In fact, there are 10 days in the history of the world that were skipped without being experienced. Let’s read how it could be.
Systems used to measure time are based on natural events. Mostly solar and lunar calendars are used. The transition to the solar calendar we use today was made during the time of Pope Gregory XIII.
Before this transition, a solar year was taken as 365 days, and leap years were tried to be collected by counting 25 February as two days every 4 years. However, a solar year is 365 days, 5 hours, 48 minutes, 46 seconds. That makes one day’s play per century. When Pope Gregory XIII came, in order to correct the days passed in 1582, the date of the next day was accepted as October 15, 1582, with the order given on October 4, 1582. It is interesting, is not it?
WIKIPEDIA
https://en.wikipedia.org/wiki/Gregorian_calendar
There were two reasons to establish the Gregorian calendar. First, the Julian calendar assumed incorrectly that the average solar year is exactly 365.25 days long, an overestimate of a little under one day per century, and thus has a leap year every four years without exception. The Gregorian reform shortened the average (calendar) year by 0.0075 days to stop the drift of the calendar with respect to the equinoxes.[3] Second, in the years since the First Council of Nicaea in AD 325,[b] the excess leap days introduced by the Julian algorithm had caused the calendar to drift such that the (Northern) spring equinox was occurring well before its nominal 21 March date. This date was important to the Christian churches because it is fundamental to the calculation of the date of Easter. To reinstate the association, the reform advanced the date by 10 days: Thursday 4 October 1582 was followed by Friday 15 October 1582.[3] In addition, the reform also altered the lunar cycle used by the Church to calculate the date for Easter, because astronomical new moons were occurring four days before the calculated dates. It is notable that whilst the reform introduced minor changes, the calendar continued to be fundamentally based on the same geocentric theory as its predecessor.[4]

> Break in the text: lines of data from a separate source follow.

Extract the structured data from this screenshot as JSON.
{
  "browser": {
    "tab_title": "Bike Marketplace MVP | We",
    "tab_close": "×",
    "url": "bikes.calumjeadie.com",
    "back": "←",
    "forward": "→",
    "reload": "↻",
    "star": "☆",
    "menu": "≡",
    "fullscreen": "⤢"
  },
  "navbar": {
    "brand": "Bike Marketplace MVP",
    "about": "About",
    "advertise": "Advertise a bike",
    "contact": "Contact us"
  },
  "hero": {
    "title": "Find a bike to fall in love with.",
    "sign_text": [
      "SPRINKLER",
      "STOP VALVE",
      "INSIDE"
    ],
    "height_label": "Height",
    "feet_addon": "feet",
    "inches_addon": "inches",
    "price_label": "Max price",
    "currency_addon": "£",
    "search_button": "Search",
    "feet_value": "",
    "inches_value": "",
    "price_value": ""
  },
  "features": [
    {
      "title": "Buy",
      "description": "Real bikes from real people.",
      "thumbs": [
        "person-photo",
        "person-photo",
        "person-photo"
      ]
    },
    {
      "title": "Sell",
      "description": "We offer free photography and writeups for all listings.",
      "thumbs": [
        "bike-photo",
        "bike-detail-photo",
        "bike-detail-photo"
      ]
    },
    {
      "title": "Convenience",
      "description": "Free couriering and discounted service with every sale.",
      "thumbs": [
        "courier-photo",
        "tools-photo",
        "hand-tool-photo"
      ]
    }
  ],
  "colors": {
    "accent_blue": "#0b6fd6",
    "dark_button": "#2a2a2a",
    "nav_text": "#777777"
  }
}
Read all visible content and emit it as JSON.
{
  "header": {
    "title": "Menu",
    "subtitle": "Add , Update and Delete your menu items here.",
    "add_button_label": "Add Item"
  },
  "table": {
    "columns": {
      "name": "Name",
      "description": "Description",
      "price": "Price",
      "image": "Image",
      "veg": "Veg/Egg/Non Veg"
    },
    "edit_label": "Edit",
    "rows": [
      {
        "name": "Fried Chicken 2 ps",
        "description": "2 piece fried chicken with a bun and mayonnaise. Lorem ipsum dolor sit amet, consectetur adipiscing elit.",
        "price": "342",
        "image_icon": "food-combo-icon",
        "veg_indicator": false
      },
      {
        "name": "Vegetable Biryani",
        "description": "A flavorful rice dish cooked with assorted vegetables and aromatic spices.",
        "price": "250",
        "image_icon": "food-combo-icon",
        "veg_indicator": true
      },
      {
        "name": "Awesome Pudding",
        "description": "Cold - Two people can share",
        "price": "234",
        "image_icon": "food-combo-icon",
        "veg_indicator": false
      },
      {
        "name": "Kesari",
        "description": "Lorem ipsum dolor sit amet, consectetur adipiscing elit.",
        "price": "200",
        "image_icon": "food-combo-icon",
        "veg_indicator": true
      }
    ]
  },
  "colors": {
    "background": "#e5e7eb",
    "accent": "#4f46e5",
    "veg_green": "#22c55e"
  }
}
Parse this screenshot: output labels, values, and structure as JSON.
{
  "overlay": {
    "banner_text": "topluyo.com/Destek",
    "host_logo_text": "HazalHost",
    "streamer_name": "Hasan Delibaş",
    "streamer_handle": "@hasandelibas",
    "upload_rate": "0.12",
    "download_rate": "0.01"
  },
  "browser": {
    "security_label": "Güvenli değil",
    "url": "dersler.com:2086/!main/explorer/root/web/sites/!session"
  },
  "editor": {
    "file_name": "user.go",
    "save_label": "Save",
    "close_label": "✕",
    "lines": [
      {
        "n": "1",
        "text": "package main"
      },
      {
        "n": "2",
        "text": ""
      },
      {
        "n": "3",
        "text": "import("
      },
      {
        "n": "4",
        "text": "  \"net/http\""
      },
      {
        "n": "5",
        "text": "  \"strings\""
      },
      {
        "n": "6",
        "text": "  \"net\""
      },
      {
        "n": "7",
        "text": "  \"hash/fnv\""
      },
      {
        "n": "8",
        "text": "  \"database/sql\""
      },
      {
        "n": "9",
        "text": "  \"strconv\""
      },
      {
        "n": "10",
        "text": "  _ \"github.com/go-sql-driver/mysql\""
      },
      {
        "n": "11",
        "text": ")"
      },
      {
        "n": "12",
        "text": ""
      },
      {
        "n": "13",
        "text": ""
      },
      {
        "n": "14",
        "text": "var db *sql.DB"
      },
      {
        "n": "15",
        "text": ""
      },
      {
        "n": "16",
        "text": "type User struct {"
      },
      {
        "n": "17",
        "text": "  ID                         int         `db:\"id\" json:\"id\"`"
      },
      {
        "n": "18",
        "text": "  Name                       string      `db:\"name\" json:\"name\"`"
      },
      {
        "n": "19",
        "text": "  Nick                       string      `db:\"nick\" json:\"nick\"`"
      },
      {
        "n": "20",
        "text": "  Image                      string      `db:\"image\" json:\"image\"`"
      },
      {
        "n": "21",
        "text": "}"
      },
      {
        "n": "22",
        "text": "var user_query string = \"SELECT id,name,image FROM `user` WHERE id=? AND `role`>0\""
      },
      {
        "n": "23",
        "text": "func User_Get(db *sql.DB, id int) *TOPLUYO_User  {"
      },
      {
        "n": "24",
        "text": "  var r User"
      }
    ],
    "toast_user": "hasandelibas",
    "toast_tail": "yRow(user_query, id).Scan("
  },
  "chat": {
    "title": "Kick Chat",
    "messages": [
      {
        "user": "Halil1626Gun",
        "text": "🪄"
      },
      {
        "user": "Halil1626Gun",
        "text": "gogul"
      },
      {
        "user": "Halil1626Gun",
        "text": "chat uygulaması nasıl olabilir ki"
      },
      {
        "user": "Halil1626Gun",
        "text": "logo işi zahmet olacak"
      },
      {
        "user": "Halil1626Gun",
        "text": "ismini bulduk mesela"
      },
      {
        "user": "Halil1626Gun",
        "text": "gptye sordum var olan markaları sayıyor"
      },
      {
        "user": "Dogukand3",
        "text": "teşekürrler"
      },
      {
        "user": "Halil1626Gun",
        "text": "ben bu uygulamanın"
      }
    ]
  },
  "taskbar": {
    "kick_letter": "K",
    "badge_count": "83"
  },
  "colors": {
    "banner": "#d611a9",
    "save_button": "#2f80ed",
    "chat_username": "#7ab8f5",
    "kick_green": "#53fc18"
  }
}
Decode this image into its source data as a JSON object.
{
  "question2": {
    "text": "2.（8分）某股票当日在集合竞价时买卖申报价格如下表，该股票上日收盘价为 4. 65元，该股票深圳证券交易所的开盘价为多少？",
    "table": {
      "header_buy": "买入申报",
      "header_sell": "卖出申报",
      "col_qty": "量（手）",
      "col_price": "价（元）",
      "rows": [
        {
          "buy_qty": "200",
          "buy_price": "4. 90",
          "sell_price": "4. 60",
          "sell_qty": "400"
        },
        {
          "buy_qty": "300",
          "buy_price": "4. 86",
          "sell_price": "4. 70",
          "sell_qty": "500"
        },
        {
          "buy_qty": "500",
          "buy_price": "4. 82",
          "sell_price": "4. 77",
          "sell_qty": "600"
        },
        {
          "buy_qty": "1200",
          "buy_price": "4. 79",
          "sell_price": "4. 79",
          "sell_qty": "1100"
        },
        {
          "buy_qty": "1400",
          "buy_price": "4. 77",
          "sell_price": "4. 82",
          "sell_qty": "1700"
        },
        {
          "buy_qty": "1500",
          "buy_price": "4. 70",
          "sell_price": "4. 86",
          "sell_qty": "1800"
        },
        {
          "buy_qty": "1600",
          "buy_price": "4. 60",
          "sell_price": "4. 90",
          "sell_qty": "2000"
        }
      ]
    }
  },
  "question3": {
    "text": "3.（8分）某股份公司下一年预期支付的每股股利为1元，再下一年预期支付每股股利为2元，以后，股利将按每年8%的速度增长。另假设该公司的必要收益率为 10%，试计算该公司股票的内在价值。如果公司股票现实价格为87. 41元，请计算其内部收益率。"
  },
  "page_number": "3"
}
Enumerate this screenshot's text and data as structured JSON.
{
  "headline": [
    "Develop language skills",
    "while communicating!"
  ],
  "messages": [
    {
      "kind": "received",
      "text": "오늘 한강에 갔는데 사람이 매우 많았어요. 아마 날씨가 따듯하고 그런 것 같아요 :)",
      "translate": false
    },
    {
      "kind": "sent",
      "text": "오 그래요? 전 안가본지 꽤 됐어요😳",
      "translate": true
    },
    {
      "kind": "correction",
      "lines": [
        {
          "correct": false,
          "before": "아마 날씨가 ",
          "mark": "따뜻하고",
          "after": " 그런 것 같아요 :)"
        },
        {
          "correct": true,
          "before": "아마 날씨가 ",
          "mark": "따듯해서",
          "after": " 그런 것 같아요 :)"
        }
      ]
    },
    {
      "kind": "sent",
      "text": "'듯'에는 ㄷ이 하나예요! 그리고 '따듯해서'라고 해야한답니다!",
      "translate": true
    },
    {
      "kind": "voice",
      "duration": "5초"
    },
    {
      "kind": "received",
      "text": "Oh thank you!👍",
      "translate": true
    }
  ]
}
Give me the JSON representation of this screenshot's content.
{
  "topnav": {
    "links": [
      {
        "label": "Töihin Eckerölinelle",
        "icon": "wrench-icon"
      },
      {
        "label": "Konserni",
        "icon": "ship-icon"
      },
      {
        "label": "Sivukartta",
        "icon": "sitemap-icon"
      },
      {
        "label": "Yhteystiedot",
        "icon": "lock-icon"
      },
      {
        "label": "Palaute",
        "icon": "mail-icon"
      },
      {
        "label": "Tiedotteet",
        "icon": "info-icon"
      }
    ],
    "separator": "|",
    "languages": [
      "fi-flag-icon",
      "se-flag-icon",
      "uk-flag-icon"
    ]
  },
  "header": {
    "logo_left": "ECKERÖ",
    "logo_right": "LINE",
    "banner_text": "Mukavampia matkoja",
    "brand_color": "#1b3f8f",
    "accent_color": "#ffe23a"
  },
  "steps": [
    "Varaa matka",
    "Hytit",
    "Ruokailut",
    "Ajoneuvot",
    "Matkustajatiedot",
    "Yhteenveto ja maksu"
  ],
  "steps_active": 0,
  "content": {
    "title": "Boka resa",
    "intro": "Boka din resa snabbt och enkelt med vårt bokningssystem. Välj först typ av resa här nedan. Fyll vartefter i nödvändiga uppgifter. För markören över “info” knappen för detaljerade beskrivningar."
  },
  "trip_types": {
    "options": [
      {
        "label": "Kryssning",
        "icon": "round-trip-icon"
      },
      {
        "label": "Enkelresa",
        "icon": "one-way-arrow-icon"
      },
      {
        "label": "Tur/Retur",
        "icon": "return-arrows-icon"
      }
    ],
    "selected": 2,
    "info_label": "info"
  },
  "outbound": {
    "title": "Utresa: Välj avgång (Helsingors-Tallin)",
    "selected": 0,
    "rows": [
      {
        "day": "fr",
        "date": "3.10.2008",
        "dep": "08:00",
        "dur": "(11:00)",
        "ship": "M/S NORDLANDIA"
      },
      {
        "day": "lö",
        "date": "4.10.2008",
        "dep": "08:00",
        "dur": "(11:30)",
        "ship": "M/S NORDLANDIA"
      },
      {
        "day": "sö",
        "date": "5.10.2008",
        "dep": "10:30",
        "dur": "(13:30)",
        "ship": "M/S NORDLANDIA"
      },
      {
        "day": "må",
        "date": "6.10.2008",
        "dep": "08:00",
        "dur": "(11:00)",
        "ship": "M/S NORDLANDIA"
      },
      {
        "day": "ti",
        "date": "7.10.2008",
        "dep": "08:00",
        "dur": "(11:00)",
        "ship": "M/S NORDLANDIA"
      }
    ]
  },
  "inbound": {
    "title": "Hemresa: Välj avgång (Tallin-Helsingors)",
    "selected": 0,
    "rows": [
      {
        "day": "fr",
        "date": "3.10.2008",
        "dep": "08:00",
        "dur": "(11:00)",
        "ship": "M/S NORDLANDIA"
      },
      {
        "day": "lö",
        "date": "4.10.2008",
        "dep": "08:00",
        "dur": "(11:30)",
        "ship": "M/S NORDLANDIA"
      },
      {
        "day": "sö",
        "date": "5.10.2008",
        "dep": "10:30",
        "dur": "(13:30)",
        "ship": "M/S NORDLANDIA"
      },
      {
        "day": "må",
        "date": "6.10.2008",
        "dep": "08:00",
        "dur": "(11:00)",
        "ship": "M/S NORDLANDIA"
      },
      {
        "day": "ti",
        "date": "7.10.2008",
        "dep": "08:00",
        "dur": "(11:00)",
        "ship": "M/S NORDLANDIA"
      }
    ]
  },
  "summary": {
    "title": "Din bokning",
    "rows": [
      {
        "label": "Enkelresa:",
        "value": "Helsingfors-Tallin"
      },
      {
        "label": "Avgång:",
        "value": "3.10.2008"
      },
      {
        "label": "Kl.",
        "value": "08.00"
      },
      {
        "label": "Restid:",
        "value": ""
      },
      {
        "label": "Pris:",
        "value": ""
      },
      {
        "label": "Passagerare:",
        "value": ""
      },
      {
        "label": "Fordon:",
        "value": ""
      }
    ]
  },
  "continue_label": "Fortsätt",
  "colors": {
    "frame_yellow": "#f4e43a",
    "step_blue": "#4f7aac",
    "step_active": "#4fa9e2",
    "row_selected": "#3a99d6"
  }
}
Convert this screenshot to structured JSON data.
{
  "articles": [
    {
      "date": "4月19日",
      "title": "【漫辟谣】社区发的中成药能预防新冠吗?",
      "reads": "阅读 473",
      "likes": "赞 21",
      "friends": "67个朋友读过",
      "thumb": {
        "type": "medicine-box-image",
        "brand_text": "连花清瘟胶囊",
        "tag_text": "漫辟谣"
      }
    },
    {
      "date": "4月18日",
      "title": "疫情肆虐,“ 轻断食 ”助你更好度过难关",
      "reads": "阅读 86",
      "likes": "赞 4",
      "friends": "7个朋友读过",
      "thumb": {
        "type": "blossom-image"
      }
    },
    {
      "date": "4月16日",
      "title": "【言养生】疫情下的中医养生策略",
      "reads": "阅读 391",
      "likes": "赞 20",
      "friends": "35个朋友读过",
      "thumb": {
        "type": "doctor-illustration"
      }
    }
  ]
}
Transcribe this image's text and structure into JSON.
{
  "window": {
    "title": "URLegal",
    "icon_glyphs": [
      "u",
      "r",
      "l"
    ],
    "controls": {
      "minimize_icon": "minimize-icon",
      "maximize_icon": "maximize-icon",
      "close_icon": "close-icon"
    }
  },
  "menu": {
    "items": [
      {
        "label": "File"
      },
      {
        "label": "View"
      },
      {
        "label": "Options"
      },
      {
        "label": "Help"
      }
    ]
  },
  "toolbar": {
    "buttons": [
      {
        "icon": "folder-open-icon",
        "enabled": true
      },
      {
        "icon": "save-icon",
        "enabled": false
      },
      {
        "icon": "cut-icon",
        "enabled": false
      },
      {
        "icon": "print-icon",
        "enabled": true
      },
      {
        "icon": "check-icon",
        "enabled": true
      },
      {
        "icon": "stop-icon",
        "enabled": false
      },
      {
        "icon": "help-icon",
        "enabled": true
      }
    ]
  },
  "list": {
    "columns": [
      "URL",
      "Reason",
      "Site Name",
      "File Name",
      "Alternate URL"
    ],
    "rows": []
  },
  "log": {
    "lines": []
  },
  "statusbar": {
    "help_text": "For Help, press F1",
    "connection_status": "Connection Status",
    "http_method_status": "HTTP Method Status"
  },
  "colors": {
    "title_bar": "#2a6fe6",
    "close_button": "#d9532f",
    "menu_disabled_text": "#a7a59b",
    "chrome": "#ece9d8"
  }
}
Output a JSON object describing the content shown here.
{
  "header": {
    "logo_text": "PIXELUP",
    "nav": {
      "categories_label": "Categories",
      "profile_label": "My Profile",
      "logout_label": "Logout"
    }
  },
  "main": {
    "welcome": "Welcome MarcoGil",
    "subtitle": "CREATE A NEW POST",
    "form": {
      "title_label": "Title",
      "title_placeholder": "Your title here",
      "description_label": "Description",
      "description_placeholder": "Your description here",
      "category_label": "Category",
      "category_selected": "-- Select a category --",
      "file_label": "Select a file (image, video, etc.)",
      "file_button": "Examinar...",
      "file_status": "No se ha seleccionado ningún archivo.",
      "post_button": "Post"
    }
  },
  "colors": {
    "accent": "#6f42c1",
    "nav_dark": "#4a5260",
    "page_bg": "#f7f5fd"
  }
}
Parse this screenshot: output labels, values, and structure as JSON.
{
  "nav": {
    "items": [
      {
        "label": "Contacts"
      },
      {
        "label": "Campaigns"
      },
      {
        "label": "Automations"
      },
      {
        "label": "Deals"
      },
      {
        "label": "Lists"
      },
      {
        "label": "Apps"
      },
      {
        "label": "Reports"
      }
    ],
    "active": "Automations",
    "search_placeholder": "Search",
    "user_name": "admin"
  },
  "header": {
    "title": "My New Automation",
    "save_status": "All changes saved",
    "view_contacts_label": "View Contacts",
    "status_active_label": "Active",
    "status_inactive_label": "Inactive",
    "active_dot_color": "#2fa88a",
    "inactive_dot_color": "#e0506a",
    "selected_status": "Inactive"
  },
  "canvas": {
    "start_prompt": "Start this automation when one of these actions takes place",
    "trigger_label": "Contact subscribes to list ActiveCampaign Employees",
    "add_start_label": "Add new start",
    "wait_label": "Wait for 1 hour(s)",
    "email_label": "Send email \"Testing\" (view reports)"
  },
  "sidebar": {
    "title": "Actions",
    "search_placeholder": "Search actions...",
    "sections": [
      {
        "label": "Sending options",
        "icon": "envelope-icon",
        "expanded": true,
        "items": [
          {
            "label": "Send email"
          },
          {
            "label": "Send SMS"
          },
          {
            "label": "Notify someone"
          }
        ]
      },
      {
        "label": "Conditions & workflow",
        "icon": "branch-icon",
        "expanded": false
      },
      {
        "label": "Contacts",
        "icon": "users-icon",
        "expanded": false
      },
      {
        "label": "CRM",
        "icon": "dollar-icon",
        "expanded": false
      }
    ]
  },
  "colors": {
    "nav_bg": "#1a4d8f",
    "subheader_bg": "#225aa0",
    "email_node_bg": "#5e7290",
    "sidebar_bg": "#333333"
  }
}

The Gregorian Calendar was not accepted in eastern Christendom for several hundred years, and then only as the civil calendar. The Gregorian Calendar was instituted in Russia by the communists in 1917, and the last Eastern Orthodox country to accept the calendar was Greece in 1923.
While some Eastern Orthodox national churches have accepted the Gregorian Calendar dates for “fixed” feasts (feasts that occur on the same date every year), the dates of all movable feasts (such as Easter) are still calculated in the Eastern Orthodox Churches by reference to the Julian Calendar.